Last month, I visited a fellow Medicine Abuse Project partner—Project Lazarus—an organization on the forefront of combating the prescription drug abuse problem. Project Lazarus is located in Wilkes County, North Carolina, an area of the country that has borne a disproportionately large part of the burden caused by medicine abuse. While there, I met a group of dedicated people working hard to reduce medicine abuse in the area and across the country—doctors, leaders and law enforcement officers. I have great admiration and respect for all of the people I met at Project Lazarus, but one individual in particular stood out for me.

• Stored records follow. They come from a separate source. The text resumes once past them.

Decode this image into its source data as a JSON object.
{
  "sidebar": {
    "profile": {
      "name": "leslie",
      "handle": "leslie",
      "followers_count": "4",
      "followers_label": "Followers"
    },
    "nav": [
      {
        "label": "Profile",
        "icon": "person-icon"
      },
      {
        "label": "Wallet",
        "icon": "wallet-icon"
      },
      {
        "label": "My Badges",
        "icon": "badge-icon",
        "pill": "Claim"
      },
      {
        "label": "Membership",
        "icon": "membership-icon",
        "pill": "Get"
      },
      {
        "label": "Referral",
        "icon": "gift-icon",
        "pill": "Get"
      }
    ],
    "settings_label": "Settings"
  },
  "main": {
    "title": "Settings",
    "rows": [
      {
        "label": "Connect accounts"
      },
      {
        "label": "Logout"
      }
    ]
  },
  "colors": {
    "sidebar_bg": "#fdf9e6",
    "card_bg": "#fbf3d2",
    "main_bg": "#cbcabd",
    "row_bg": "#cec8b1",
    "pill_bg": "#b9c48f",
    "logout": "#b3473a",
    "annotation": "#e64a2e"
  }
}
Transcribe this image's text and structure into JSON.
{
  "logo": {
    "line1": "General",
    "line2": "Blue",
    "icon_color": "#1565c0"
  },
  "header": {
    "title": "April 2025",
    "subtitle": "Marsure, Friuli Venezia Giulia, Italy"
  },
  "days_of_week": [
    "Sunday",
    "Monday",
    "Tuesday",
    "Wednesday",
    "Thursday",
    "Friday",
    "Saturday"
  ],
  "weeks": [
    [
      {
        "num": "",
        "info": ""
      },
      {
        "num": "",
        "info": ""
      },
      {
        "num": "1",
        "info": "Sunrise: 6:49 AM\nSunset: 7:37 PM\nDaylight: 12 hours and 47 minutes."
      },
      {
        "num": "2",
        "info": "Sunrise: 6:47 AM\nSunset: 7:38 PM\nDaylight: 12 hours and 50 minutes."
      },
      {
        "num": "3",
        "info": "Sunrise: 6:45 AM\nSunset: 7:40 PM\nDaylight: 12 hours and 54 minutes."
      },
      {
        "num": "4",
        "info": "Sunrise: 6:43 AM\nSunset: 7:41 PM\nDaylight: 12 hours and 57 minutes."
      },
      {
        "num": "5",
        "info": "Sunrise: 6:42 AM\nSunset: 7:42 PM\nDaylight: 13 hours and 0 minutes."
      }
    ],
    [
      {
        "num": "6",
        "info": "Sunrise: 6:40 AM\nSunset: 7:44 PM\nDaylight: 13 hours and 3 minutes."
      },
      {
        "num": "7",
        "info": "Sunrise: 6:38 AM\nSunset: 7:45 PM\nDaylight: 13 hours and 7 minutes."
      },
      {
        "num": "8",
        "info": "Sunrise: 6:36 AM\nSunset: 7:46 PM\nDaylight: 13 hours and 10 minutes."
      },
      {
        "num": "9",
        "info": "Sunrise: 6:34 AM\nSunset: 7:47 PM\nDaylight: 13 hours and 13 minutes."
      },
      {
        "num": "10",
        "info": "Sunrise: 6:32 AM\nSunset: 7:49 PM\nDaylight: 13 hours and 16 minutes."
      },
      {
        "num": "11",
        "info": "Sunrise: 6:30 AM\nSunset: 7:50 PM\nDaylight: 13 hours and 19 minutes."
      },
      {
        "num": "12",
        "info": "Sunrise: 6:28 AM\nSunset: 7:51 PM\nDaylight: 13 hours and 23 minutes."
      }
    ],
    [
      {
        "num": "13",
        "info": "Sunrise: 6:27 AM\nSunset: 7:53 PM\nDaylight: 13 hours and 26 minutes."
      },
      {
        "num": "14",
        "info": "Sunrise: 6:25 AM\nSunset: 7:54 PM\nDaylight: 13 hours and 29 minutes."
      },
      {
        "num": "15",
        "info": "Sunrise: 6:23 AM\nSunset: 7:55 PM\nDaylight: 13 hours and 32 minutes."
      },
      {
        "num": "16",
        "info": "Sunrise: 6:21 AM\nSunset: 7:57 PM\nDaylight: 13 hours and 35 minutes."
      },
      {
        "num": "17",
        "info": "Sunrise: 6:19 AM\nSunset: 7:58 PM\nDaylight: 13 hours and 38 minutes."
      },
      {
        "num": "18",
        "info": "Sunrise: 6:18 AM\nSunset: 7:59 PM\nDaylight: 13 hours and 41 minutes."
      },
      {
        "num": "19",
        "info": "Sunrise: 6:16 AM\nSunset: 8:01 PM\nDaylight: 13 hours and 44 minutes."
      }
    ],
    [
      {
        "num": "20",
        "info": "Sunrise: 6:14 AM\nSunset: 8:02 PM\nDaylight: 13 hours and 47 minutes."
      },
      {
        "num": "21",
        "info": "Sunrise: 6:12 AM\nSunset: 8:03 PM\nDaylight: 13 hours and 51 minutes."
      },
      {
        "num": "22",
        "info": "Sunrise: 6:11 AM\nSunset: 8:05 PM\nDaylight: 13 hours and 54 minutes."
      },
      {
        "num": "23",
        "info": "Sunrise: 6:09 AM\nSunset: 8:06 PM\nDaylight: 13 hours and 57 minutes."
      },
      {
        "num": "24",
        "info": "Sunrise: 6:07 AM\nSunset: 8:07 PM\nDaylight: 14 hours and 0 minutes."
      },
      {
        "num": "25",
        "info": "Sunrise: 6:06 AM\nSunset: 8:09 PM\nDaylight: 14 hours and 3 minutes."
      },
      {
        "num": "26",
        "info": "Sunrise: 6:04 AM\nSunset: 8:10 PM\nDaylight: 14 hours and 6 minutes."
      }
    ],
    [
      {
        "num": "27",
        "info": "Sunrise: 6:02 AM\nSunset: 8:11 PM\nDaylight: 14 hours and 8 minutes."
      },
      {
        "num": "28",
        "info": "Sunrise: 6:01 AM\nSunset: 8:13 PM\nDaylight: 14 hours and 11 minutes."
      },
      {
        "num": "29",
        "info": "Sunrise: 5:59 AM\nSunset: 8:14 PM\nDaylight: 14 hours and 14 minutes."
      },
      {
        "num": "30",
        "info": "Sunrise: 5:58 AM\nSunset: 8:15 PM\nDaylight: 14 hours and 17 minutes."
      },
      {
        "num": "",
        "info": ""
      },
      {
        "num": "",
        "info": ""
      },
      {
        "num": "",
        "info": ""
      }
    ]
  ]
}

Donna Reeves is a mother from North Carolina who tragically lost her daughter to a drug overdose in 2006. She spoke of the importance of involving a diverse range of people in the conversation about prescription drug abuse—emphasizing that this problem doesn’t just affect one demographic, but all age groups across the geographic and socio-economic spectrum. Perhaps most importantly, Donna highlighted the urgent need to educate parents on the signs of drug abuse, the tools available to help young people seek treatment and the existence of a life-saving overdose reversal drug, Naloxone. Donna’s message was heartbreaking, but it’s one we must hear: education is one of the most powerful ways to prevent drug abuse.
The Centers for Disease Control and Prevention classify prescription drug abuse as an epidemic. While there has been a marked decrease in the use of some illegal drugs like cocaine, data from the National Survey on Drug Use and Health (NSDUH) show that approximately one-fourth of people aged 12 and over who used drugs for the first time in 2010 began by using a prescription drug non-medically.
Alarmingly, the majority of new or occasional nonmedical users of pain relievers obtained the drug from family or friends for free or took them without asking. Chronic users were more likely to obtain the drugs from doctors or by buying them. What can we learn from this? We know that securing medicine in the home—and disposing of unneeded pills—can help prevent medicine abuse from ever beginning.
Securing medicines in the home and disposing of medicine properly is an important part of the solution, but it must be accompanied by prescription drug monitoring programs in every state, law enforcement efforts to thwart improper prescribing practices and, of course, education for parents, prescribers and patients.
If you have unneeded medicine in the home, please take advantage of National Prescription Drug Take-Back Day on September 29th, when the Drug Enforcement Administration will open sites across the country to receive unused prescription drugs—no questions asked. If you’re a parent, please take the time to talk to your children about the harm caused by medicine abuse, and educate yourself on the signs of abuse. Working together, we can build a better future for our country’s young people—free of the pain caused by medicine abuse.